这次,两人不再是同一方向。她去国内候机厅,他往国外。似乎身体不好,要到美国定居疗养一段时间。
“改改。”
青年从房车里大步踏下,着藏青色长呢外套,发梢染霜,看人的目光不温不火,像极两人在滨中重逢的那个午后。

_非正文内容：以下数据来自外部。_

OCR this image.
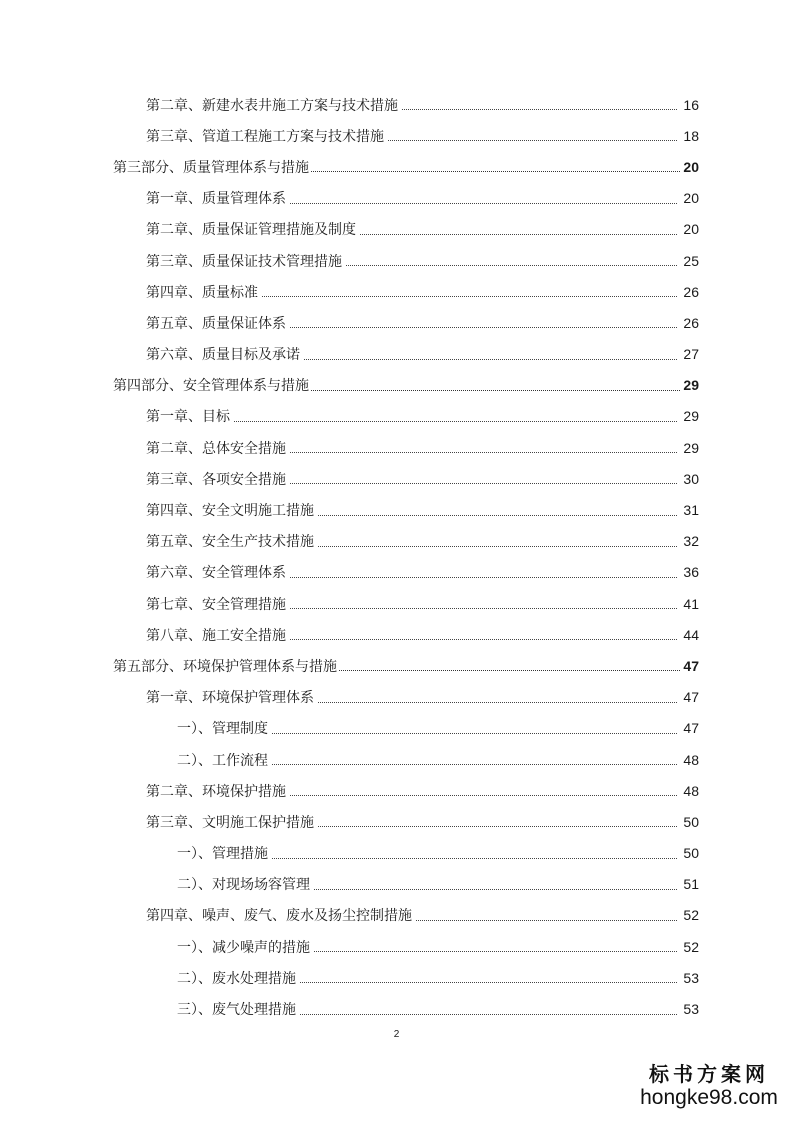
第二章、新建水表井施工方案与技术措施	16
第三章、管道工程施工方案与技术措施	18
第三部分、质量管理体系与措施	20
第一章、质量管理体系	20
第二章、质量保证管理措施及制度	20
第三章、质量保证技术管理措施	25
第四章、质量标准	26
第五章、质量保证体系	26
第六章、质量目标及承诺	27
第四部分、安全管理体系与措施	29
第一章、目标	29
第二章、总体安全措施	29
第三章、各项安全措施	30
第四章、安全文明施工措施	31
第五章、安全生产技术措施	32
第六章、安全管理体系	36
第七章、安全管理措施	41
第八章、施工安全措施	44
第五部分、环境保护管理体系与措施	47
第一章、环境保护管理体系	47
一）、管理制度	47
二）、工作流程	48
第二章、环境保护措施	48
第三章、文明施工保护措施	50
一）、管理措施	50
二）、对现场场容管理	51
第四章、噪声、废气、废水及扬尘控制措施	52
一）、减少噪声的措施	52
二）、废水处理措施	53
三）、废气处理措施	53
2
标书方案网
hongke98.com
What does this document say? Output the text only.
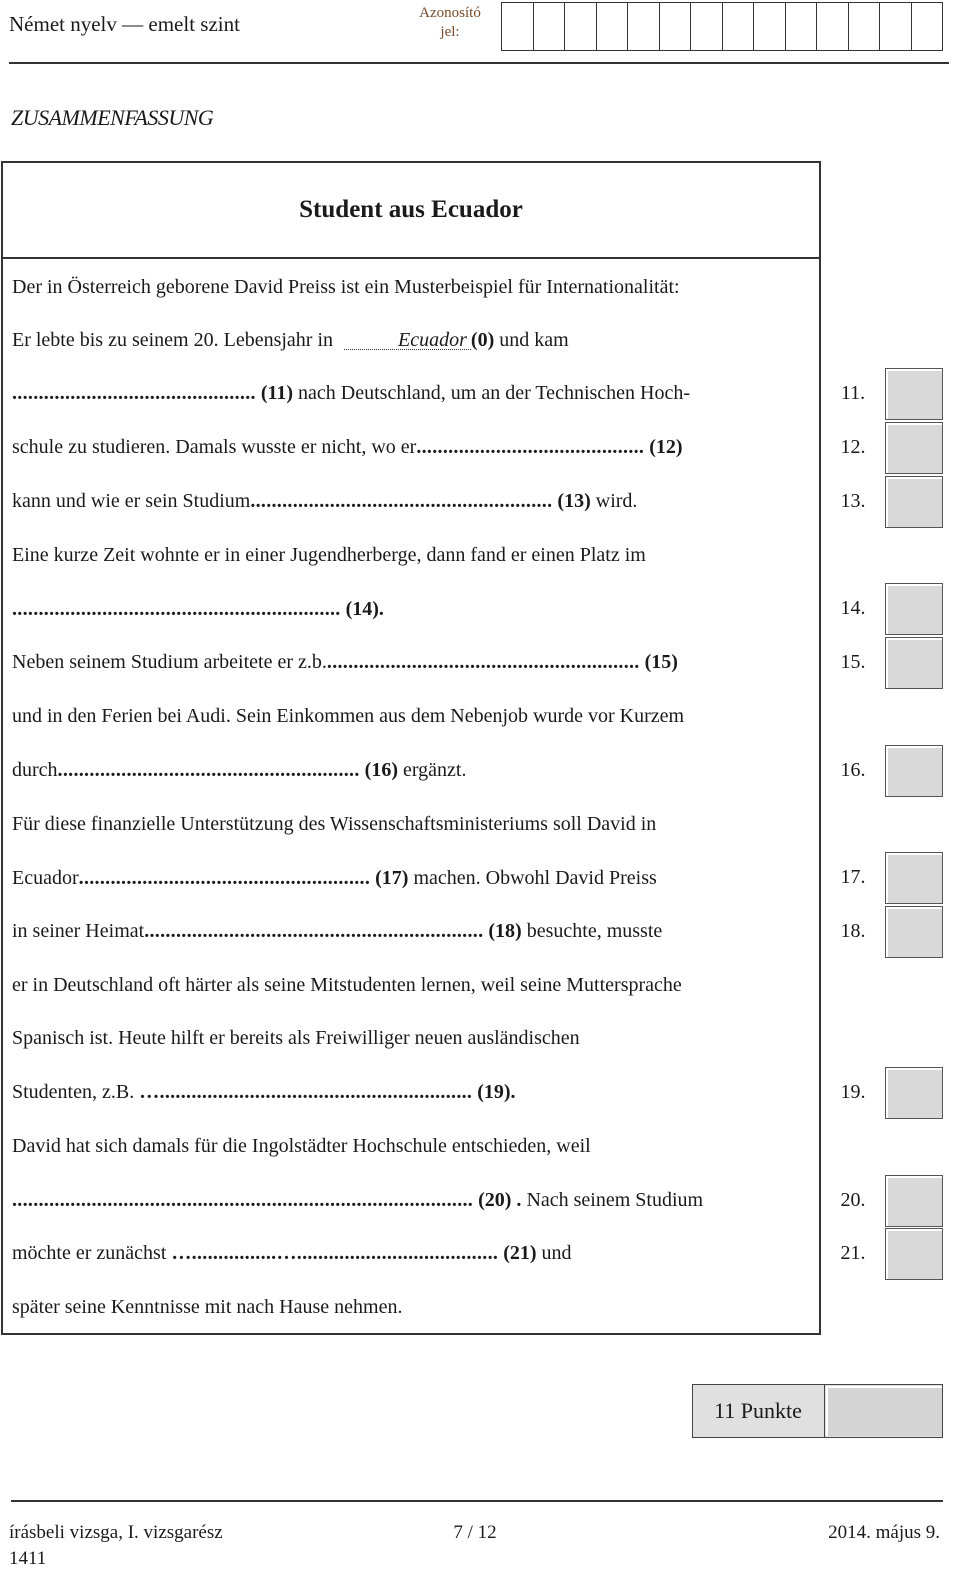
Német nyelv — emelt szint	Azonosító
jel:
ZUSAMMENFASSUNG
Student aus Ecuador
Der in Österreich geborene David Preiss ist ein Musterbeispiel für Internationalität:
Er lebte bis zu seinem 20. Lebensjahr in	Ecuador (0) und kam
.............................................. (11) nach Deutschland, um an der Technischen Hoch-
schule zu studieren. Damals wusste er nicht, wo er........................................... (12)
kann und wie er sein Studium......................................................... (13) wird.
Eine kurze Zeit wohnte er in einer Jugendherberge, dann fand er einen Platz im
.............................................................. (14).
Neben seinem Studium arbeitete er z.b............................................................ (15)
und in den Ferien bei Audi. Sein Einkommen aus dem Nebenjob wurde vor Kurzem
durch......................................................... (16) ergänzt.
Für diese finanzielle Unterstützung des Wissenschaftsministeriums soll David in
Ecuador....................................................... (17) machen. Obwohl David Preiss
in seiner Heimat................................................................ (18) besuchte, musste
er in Deutschland oft härter als seine Mitstudenten lernen, weil seine Muttersprache
Spanisch ist. Heute hilft er bereits als Freiwilliger neuen ausländischen
Studenten, z.B. …........................................................... (19).
David hat sich damals für die Ingolstädter Hochschule entschieden, weil
....................................................................................... (20) . Nach seinem Studium
möchte er zunächst …................…...................................... (21) und
später seine Kenntnisse mit nach Hause nehmen.
11.
12.
13.
14.
15.
16.
17.
18.
19.
20.
21.
11 Punkte
írásbeli vizsga, I. vizsgarész	7 / 12	2014. május 9.
1411
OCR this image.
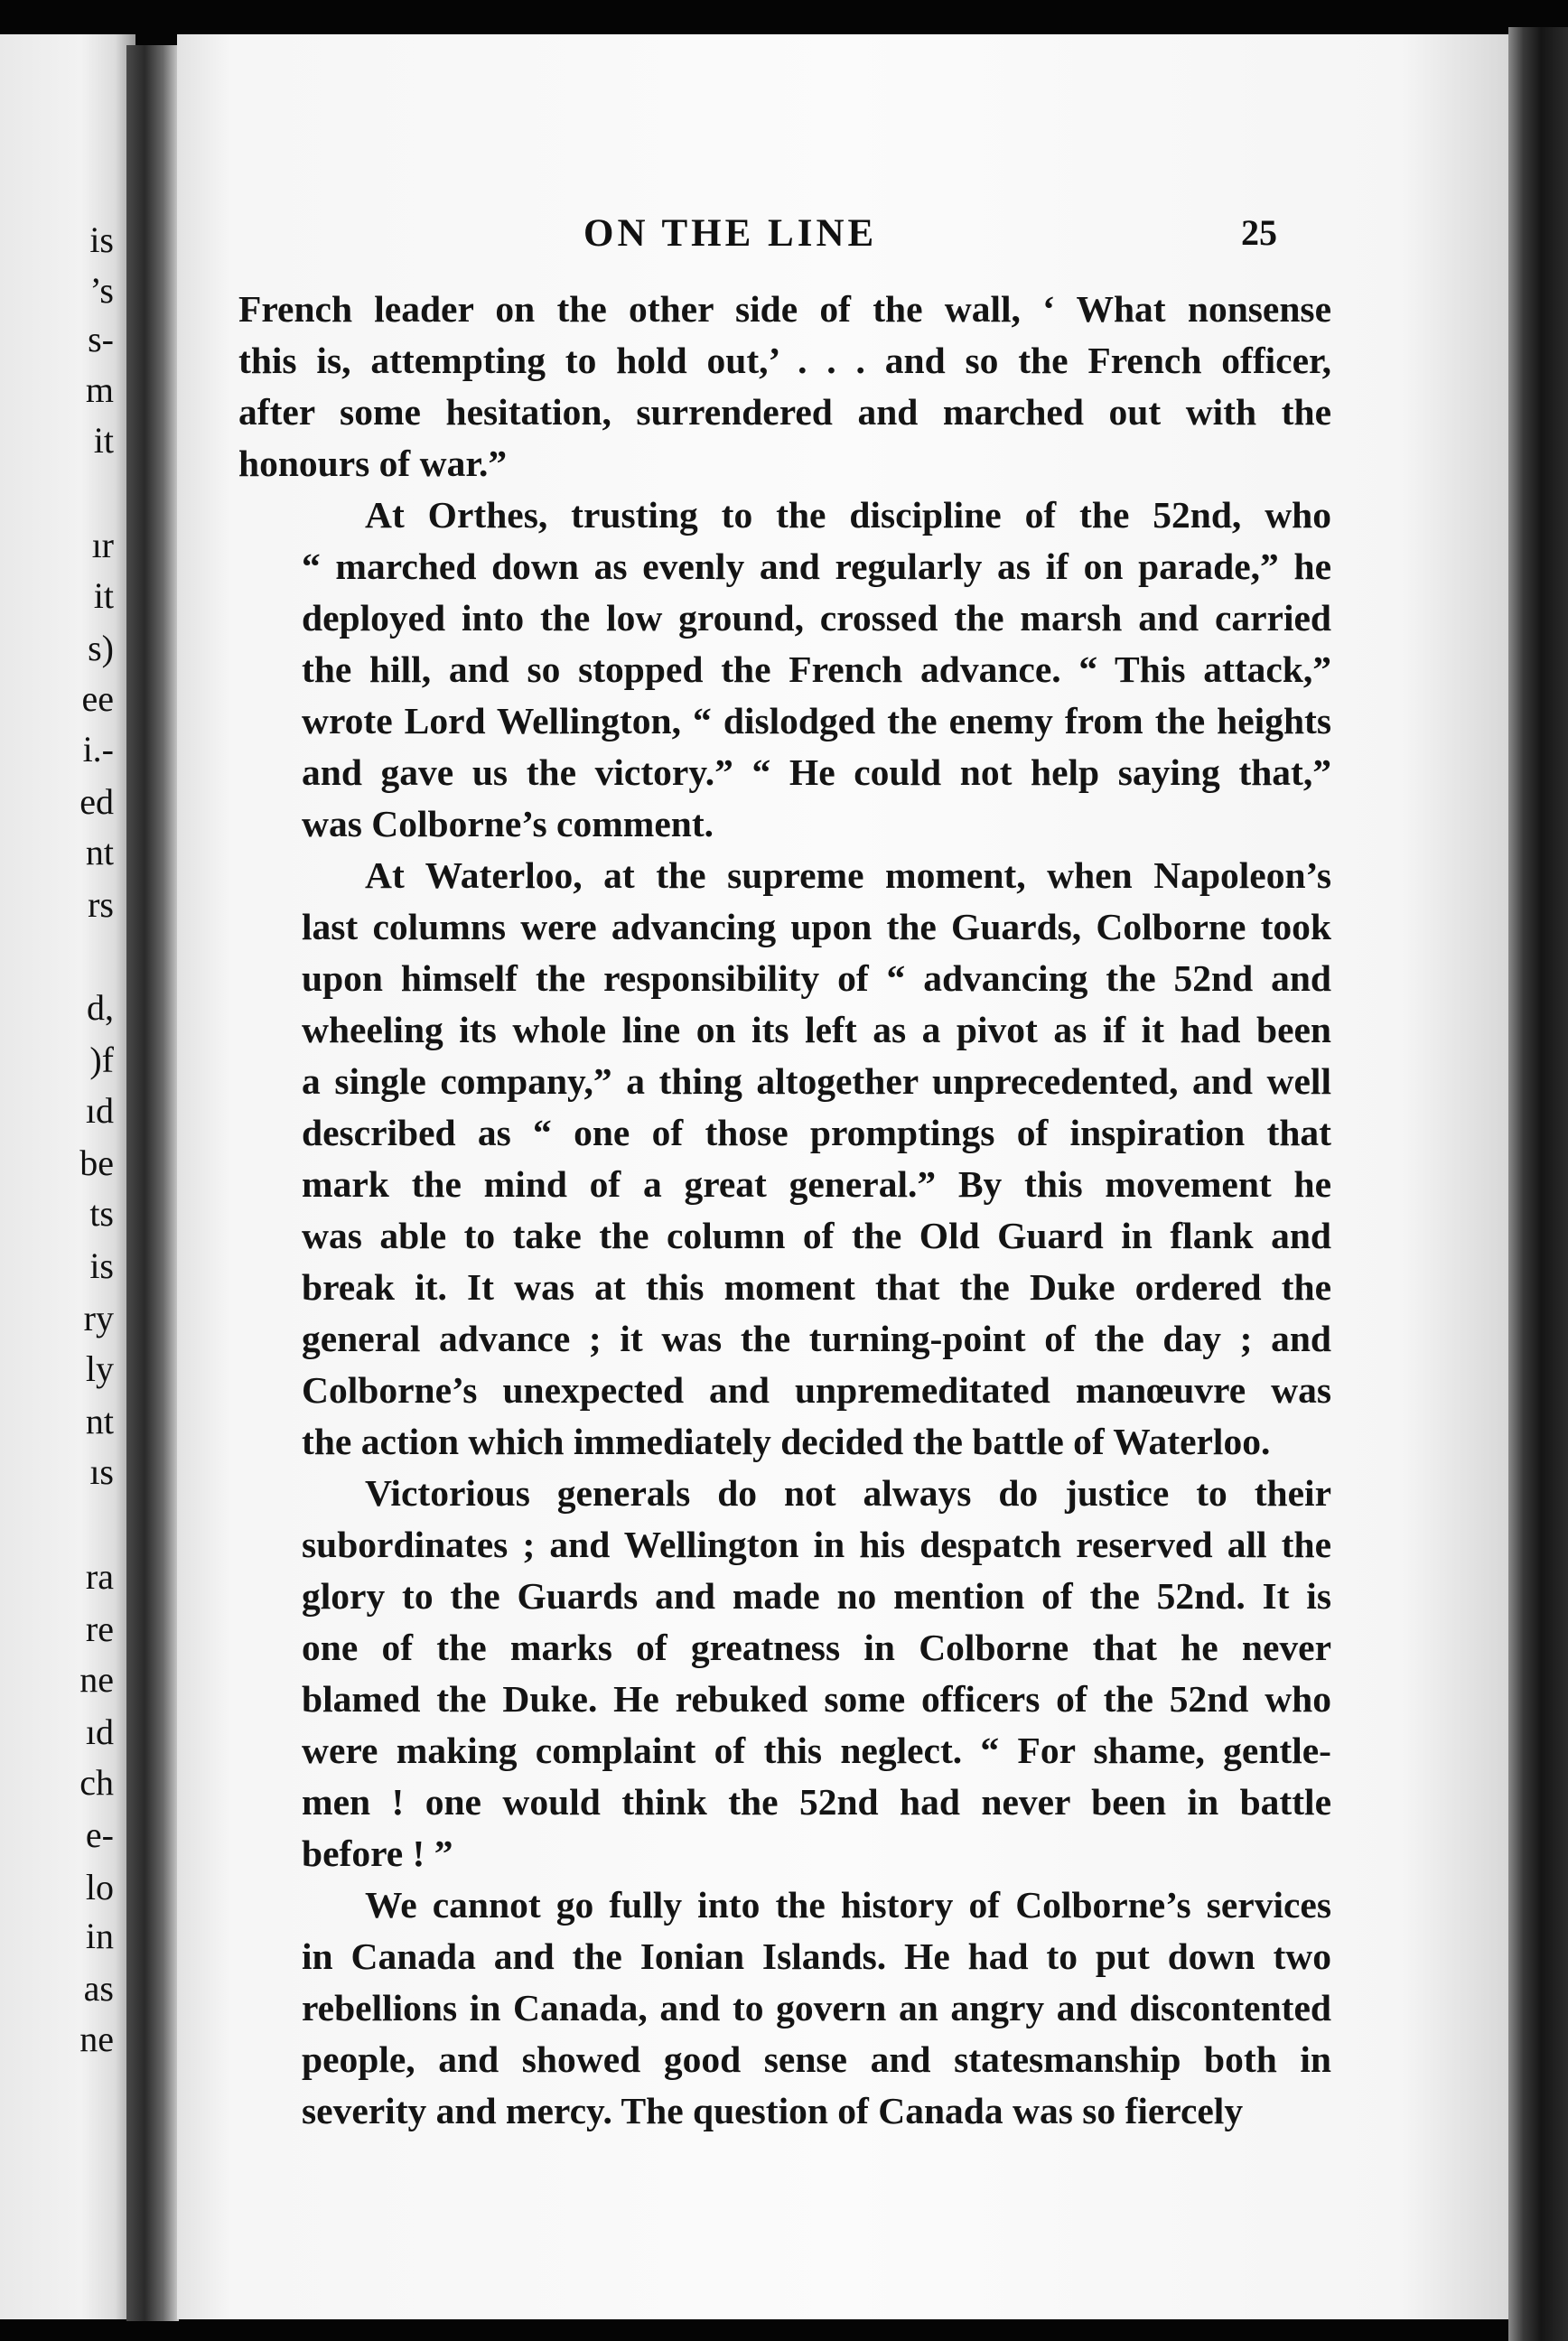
is
’s
s-
m
it
ır
it
s)
ee
i.-
ed
nt
rs
d,
)f
ıd
be
ts
is
ry
ly
nt
ıs
ra
re
ne
ıd
ch
e-
lo
in
as
ne
ON THE LINE	25

French leader on the other side of the wall, ‘ What nonsense
this is, attempting to hold out,’ . . . and so the French officer,
after some hesitation, surrendered and marched out with the
honours of war.”

At Orthes, trusting to the discipline of the 52nd, who
“ marched down as evenly and regularly as if on parade,” he
deployed into the low ground, crossed the marsh and carried
the hill, and so stopped the French advance. “ This attack,”
wrote Lord Wellington, “ dislodged the enemy from the heights
and gave us the victory.” “ He could not help saying that,”
was Colborne’s comment.

At Waterloo, at the supreme moment, when Napoleon’s
last columns were advancing upon the Guards, Colborne took
upon himself the responsibility of “ advancing the 52nd and
wheeling its whole line on its left as a pivot as if it had been
a single company,” a thing altogether unprecedented, and well
described as “ one of those promptings of inspiration that
mark the mind of a great general.” By this movement he
was able to take the column of the Old Guard in flank and
break it. It was at this moment that the Duke ordered the
general advance ; it was the turning-point of the day ; and
Colborne’s unexpected and unpremeditated manœuvre was
the action which immediately decided the battle of Waterloo.

Victorious generals do not always do justice to their
subordinates ; and Wellington in his despatch reserved all the
glory to the Guards and made no mention of the 52nd. It is
one of the marks of greatness in Colborne that he never
blamed the Duke. He rebuked some officers of the 52nd who
were making complaint of this neglect. “ For shame, gentle-
men ! one would think the 52nd had never been in battle
before ! ”

We cannot go fully into the history of Colborne’s services
in Canada and the Ionian Islands. He had to put down two
rebellions in Canada, and to govern an angry and discontented
people, and showed good sense and statesmanship both in
severity and mercy. The question of Canada was so fiercely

何伯领命,带着众人退下,魏光阴徐徐朝她走来,极浅地笑了笑,好似在魏宅灌她毒药的,并不是眼前的他。可当日明知是毒药,她却一片一片往下吞。如头顶的雪一片一片,融化在他的眉,他的眼,不知悔倦。
程改改觉得眼眶都快被这道身影击伤,闭了闭,再睁,便也跟没事儿人般,秀气地扬了扬唇。
“啊,太巧了吧,该不会跟着我来的吧哈哈哈哈……”
逶迤过长的笑声,终结在青年斩钉截铁的一声“是”。
“是。”
魏光阴居高临下,略微抬起胳膊,为她遮挡头顶的雪花,眼波融融,“此去,不知往后还有没有机会再见面。你、我,刘维……至少该给彼此一个机会,道别。”
说完,刘大壮才小心翼翼地从房车里走下,远远瞧着程改改,不知该不该靠近。